Just by dragging and dropping, I was able to take a standard query function on my data source, import it into Builder, and bind the result to a data grid in my Flex UI in no time at all. Builder inserted the code that manages behind-the-scenes data fetches, as well as the updates between my master/detail paging. I could even choose to track changes to the local data store, and undo changes before manually committing updates to the server, reducing the number of round trips. This is a great improvement for interacting with large data sets via a Flash GUI.

Testing Flash

Builder's new package explorer is also a leap forward from previous versions, providing easy drill-down into all of your libraries, services, ActionScript, MXML, and page assets from a single view. Heightened help facilities and code hinting now sport much richer detail and live ASDoc support too.

Say good-bye to those kludge traces on network calls, thanks to the addition of Network Monitor, which captures and displays live traffic feeding your Flash player. Access to request parameters, response packets, roundtrip completion time, and other useful details make debugging complex data calls much easier.

A final perk worth mentioning is the addition of unit testing. Builder 4 brings point-and-click simplicity to the creation of unit test classes. You can drill into a package, select a method, and create a test class for immediate feedback on code errors. After you fix those errors, the new Run Failed Tests option takes the tedium out of testing by rerunning only the important bits -- a real time-saver.

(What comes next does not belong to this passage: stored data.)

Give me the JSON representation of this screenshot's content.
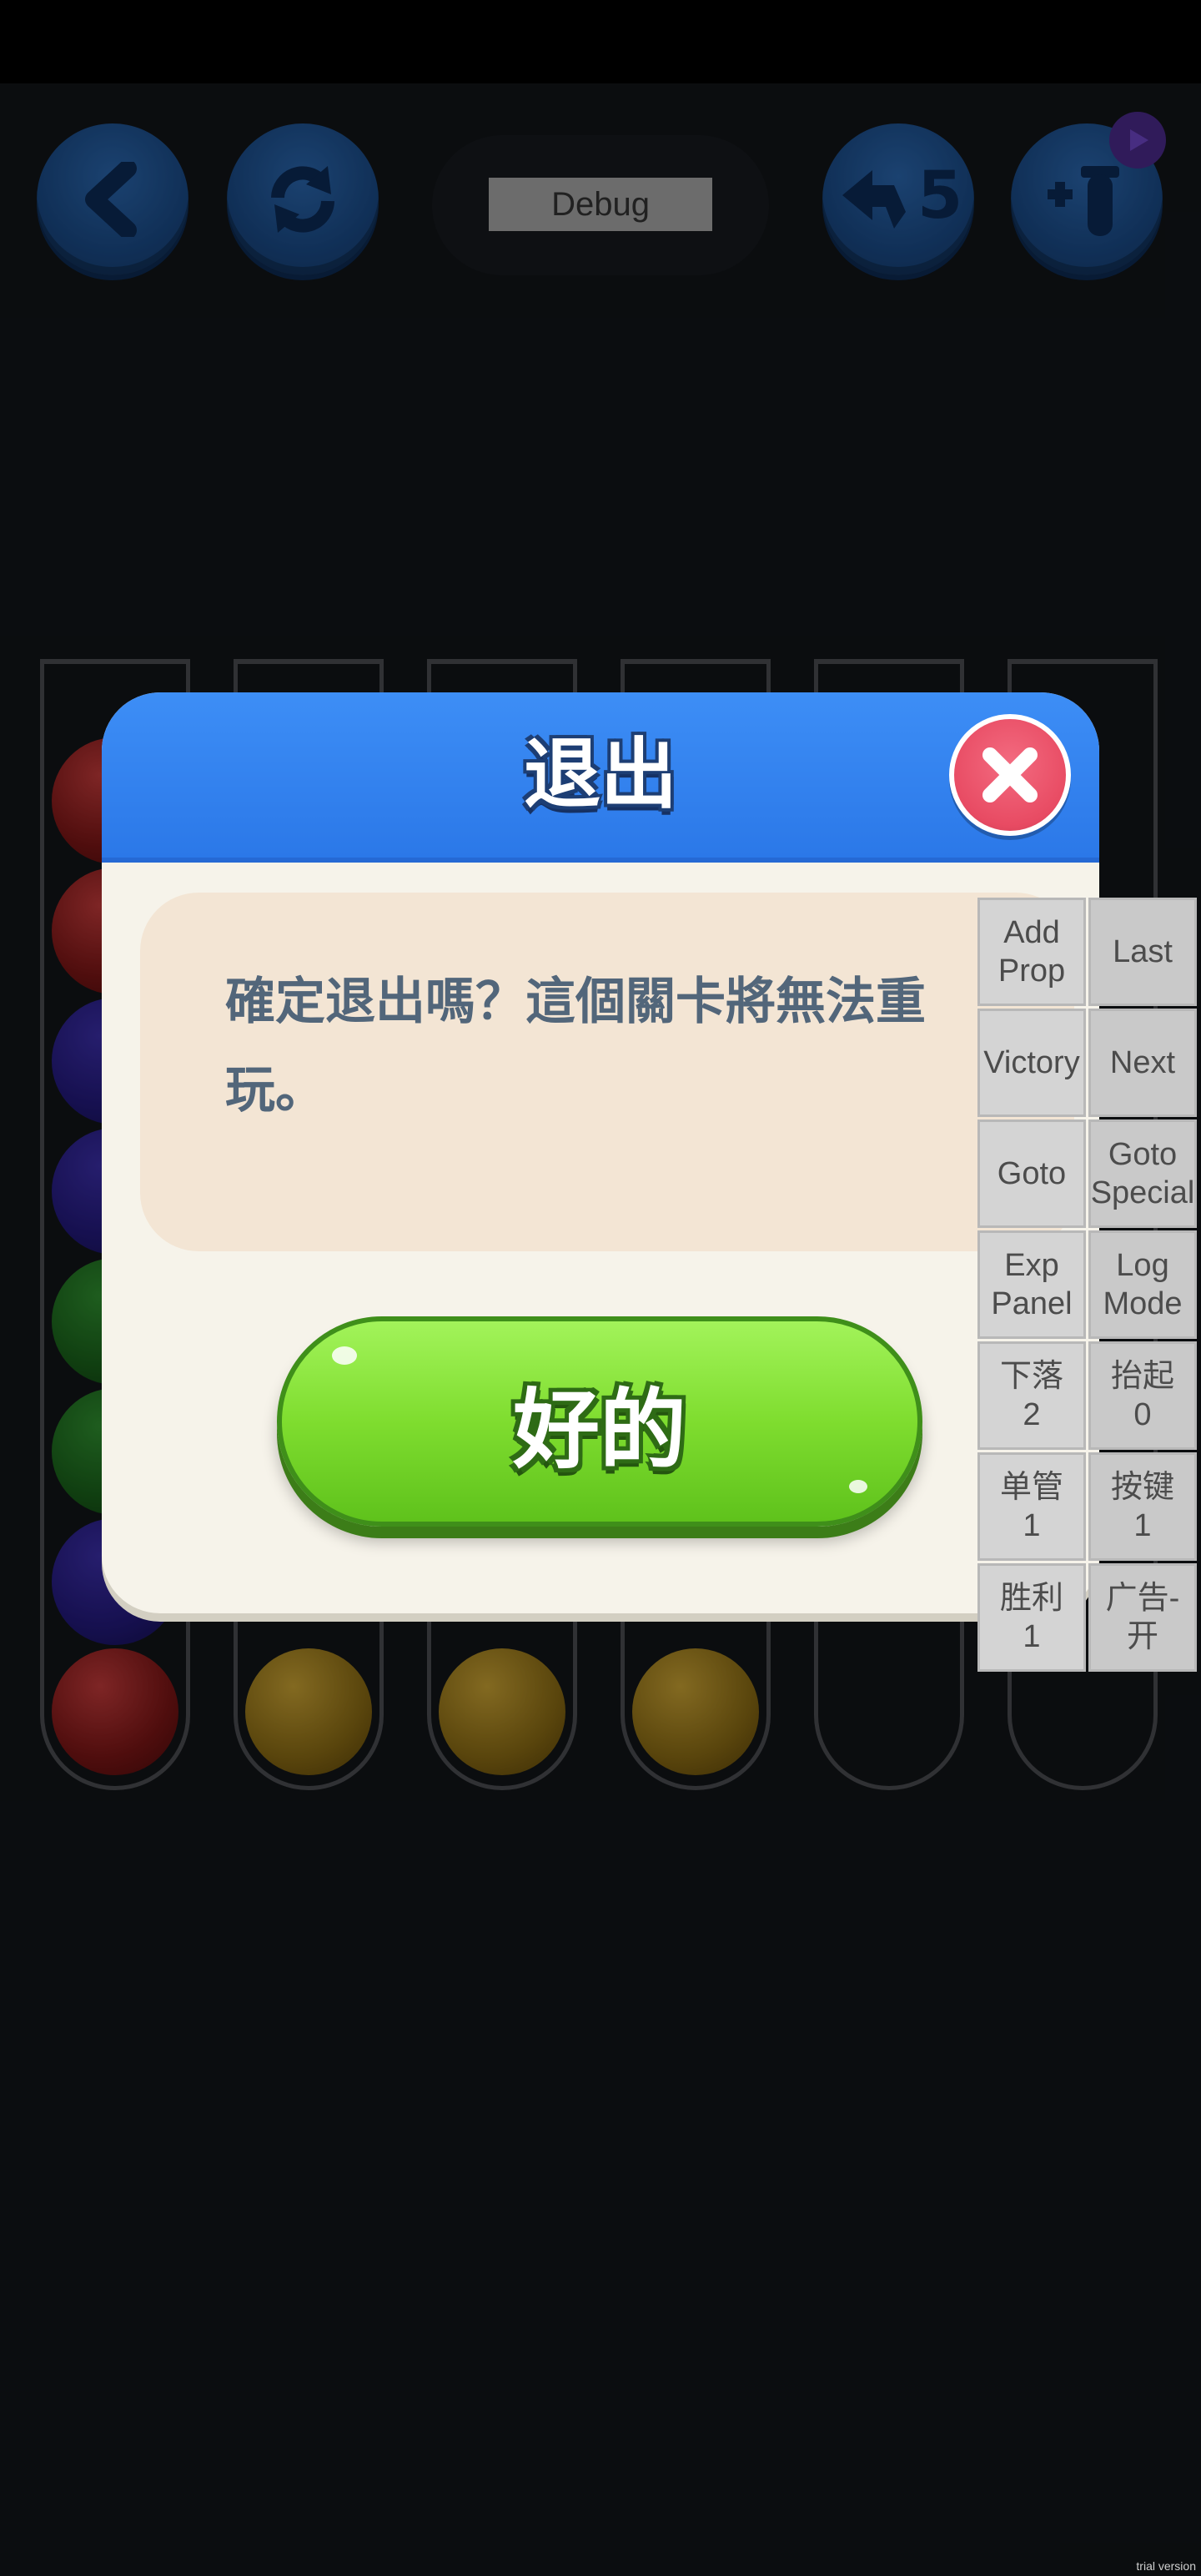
{
  "top_bar": {
    "back_icon": "chevron-left-icon",
    "restart_icon": "refresh-icon",
    "debug_label": "Debug",
    "undo_icon": "undo-arrow-icon",
    "undo_count": "5",
    "add_tube_icon": "add-tube-icon",
    "ad_badge_icon": "play-icon"
  },
  "tubes": [
    {
      "balls": [
        "red",
        "red",
        "blue",
        "blue",
        "green",
        "green",
        "blue",
        "red"
      ]
    },
    {
      "balls": [
        "yellow"
      ]
    },
    {
      "balls": [
        "yellow"
      ]
    },
    {
      "balls": [
        "yellow"
      ]
    },
    {
      "balls": []
    },
    {
      "balls": []
    }
  ],
  "dialog": {
    "title": "退出",
    "message": "確定退出嗎？這個關卡將無法重玩。",
    "ok_label": "好的",
    "close_icon": "close-icon"
  },
  "debug_panel": {
    "buttons": [
      [
        "Add\nProp",
        "Last"
      ],
      [
        "Victory",
        "Next"
      ],
      [
        "Goto",
        "Goto\nSpecial"
      ],
      [
        "Exp\nPanel",
        "Log\nMode"
      ],
      [
        "下落\n2",
        "抬起\n0"
      ],
      [
        "单管\n1",
        "按键\n1"
      ],
      [
        "胜利\n1",
        "广告-开"
      ]
    ]
  },
  "watermark": "trial version",
  "colors": {
    "dialog_header": "#2b78e8",
    "ok_button": "#7fdd2f",
    "close_button": "#e84b63",
    "message_text": "#52667a"
  }
}
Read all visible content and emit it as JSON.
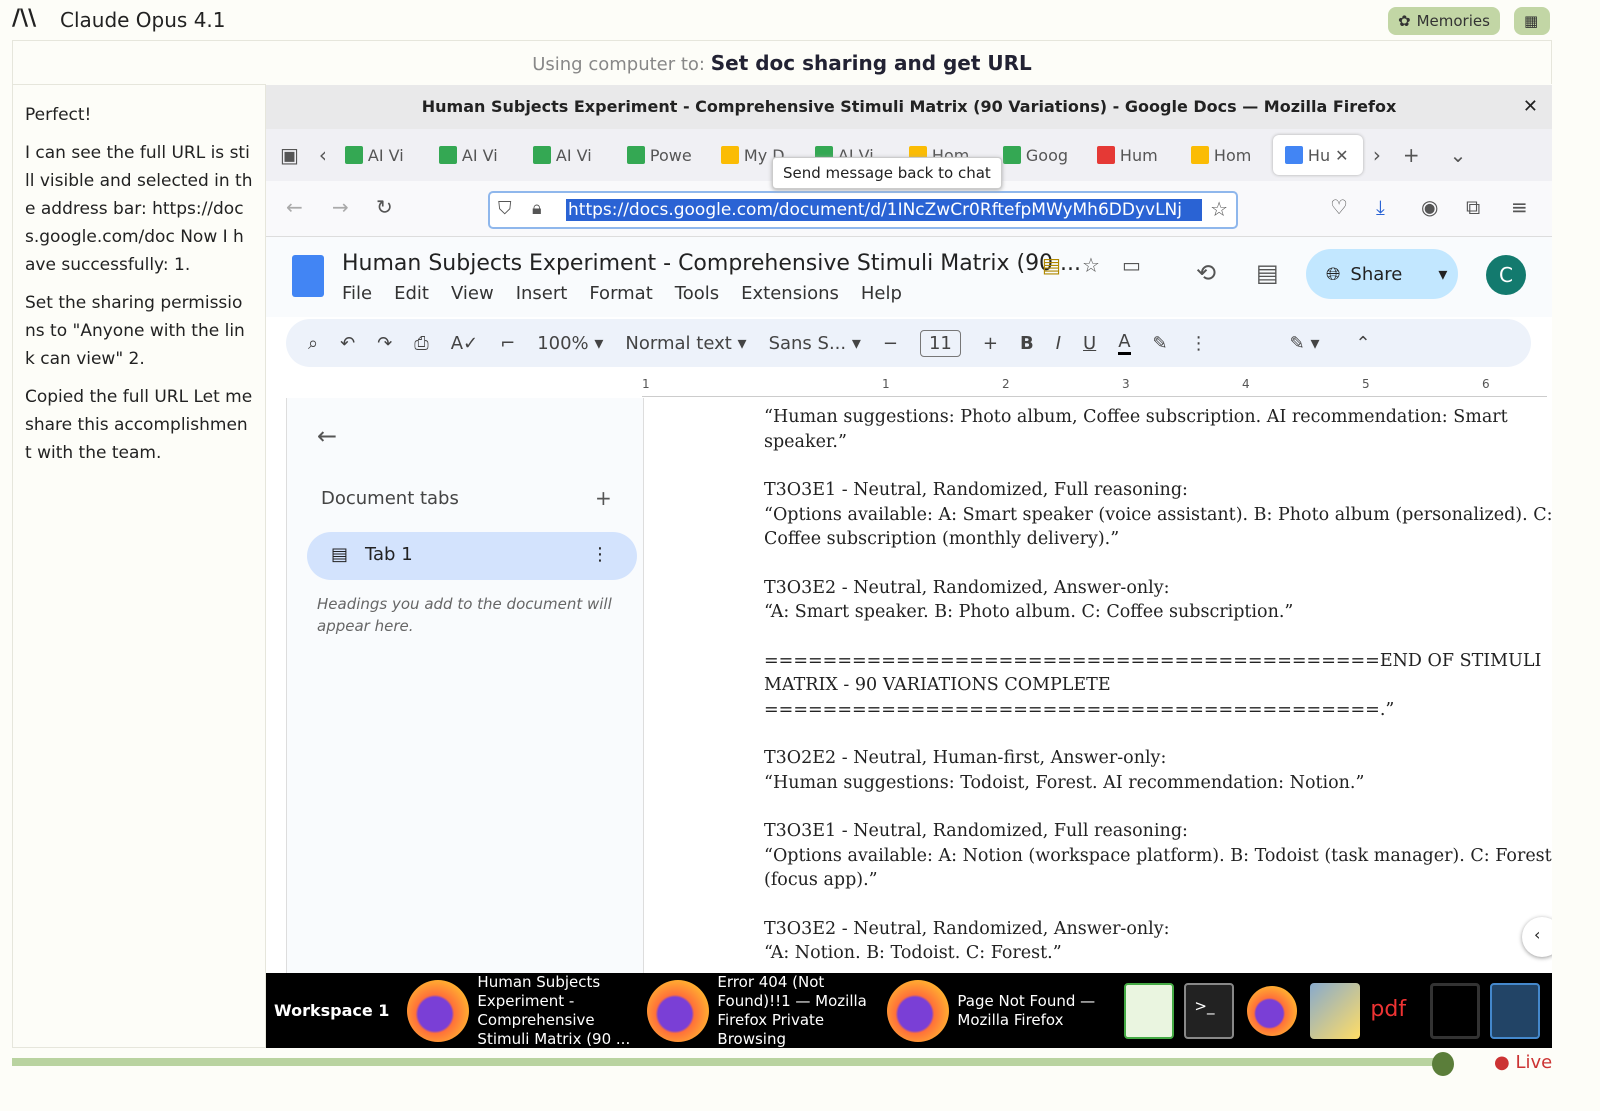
{
  "app": {
    "title": "Claude Opus 4.1",
    "logo": "AI",
    "memories_label": "Memories",
    "grid_icon": "grid-icon"
  },
  "status": {
    "label": "Using computer to:",
    "task": "Set doc sharing and get URL"
  },
  "chat": {
    "messages": [
      "Perfect!",
      "I can see the full URL is still visible and selected in the address bar: https://docs.google.com/doc Now I have successfully: 1.",
      "Set the sharing permissions to \"Anyone with the link can view\" 2.",
      "Copied the full URL Let me share this accomplishment with the team."
    ]
  },
  "firefox": {
    "window_title": "Human Subjects Experiment - Comprehensive Stimuli Matrix (90 Variations) - Google Docs — Mozilla Firefox",
    "tabs": [
      {
        "label": "AI Vi",
        "color": "#34a853"
      },
      {
        "label": "AI Vi",
        "color": "#34a853"
      },
      {
        "label": "AI Vi",
        "color": "#34a853"
      },
      {
        "label": "Powe",
        "color": "#34a853"
      },
      {
        "label": "My D",
        "color": "#fbbc04"
      },
      {
        "label": "AI Vi",
        "color": "#34a853"
      },
      {
        "label": "Hom",
        "color": "#fbbc04"
      },
      {
        "label": "Goog",
        "color": "#34a853"
      },
      {
        "label": "Hum",
        "color": "#e53935"
      },
      {
        "label": "Hom",
        "color": "#fbbc04"
      },
      {
        "label": "Hu",
        "color": "#4285f4",
        "active": true
      }
    ],
    "url": "https://docs.google.com/document/d/1INcZwCr0RftefpMWyMh6DDyvLNj",
    "tooltip": "Send message back to chat"
  },
  "docs": {
    "title": "Human Subjects Experiment - Comprehensive Stimuli Matrix (90 ...",
    "menus": [
      "File",
      "Edit",
      "View",
      "Insert",
      "Format",
      "Tools",
      "Extensions",
      "Help"
    ],
    "share_label": "Share",
    "avatar": "C",
    "toolbar": {
      "zoom": "100%",
      "style": "Normal text",
      "font": "Sans S...",
      "font_size": "11"
    },
    "ruler": [
      "1",
      "1",
      "2",
      "3",
      "4",
      "5",
      "6"
    ],
    "sidebar": {
      "heading": "Document tabs",
      "tab": "Tab 1",
      "hint": "Headings you add to the document will appear here."
    },
    "paragraphs": [
      "“Human suggestions: Photo album, Coffee subscription. AI recommendation: Smart speaker.”",
      "T3O3E1 - Neutral, Randomized, Full reasoning:\n“Options available: A: Smart speaker (voice assistant). B: Photo album (personalized). C: Coffee subscription (monthly delivery).”",
      "T3O3E2 - Neutral, Randomized, Answer-only:\n“A: Smart speaker. B: Photo album. C: Coffee subscription.”",
      "==========================================END OF STIMULI MATRIX - 90 VARIATIONS COMPLETE\n==========================================.”",
      "T3O2E2 - Neutral, Human-first, Answer-only:\n“Human suggestions: Todoist, Forest. AI recommendation: Notion.”",
      "T3O3E1 - Neutral, Randomized, Full reasoning:\n“Options available: A: Notion (workspace platform). B: Todoist (task manager). C: Forest (focus app).”",
      "T3O3E2 - Neutral, Randomized, Answer-only:\n“A: Notion. B: Todoist. C: Forest.”"
    ]
  },
  "taskbar": {
    "workspace": "Workspace 1",
    "windows": [
      "Human Subjects Experiment - Comprehensive Stimuli Matrix (90 ...",
      "Error 404 (Not Found)!!1 — Mozilla Firefox Private Browsing",
      "Page Not Found — Mozilla Firefox"
    ],
    "pdf_label": "pdf"
  },
  "timeline": {
    "live_label": "Live",
    "position": 0.99
  }
}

There's more to like in the Flex 4 SDK as well. At first glance, a new animation class and 3-D support, a new component skinning model, and improved text display capabilities look quite good. We'll have more to say on these and other Flex 4, Flash Builder 4, and Flash Catalyst goodies as Adobe approaches final release.

Adobe Flex 4 SDK, Flash Builder 4, and Flash Catalyst betas

Pros: Catalyst is very easy to use. New state model and Spark skinning simplifies coding. New Builder tools help debugging efforts. Good client-side data management additions.

Cons: Catalyst lacks advanced components; transitions are awkward to apply. Network Monitor monitors services calls (Flex RPC) only.

Cost: Free

Platforms: Windows XP SP2, Windows Vista Home Premium, Mac OS X 10.4.7 through 10.4.10 or 10.5 (PowerPC or Intel)

Bottom Line

Adobe Flex 4 SDK beta and its associated design and development tools aim to improve support for large data sets and streamline productivity of designers and developers. Flash Catalyst dramatically reduces time for interface design. Flash Builder 4 brings deeper package introspection and a new debugging and unit testing framework that raises the bar for RIA development.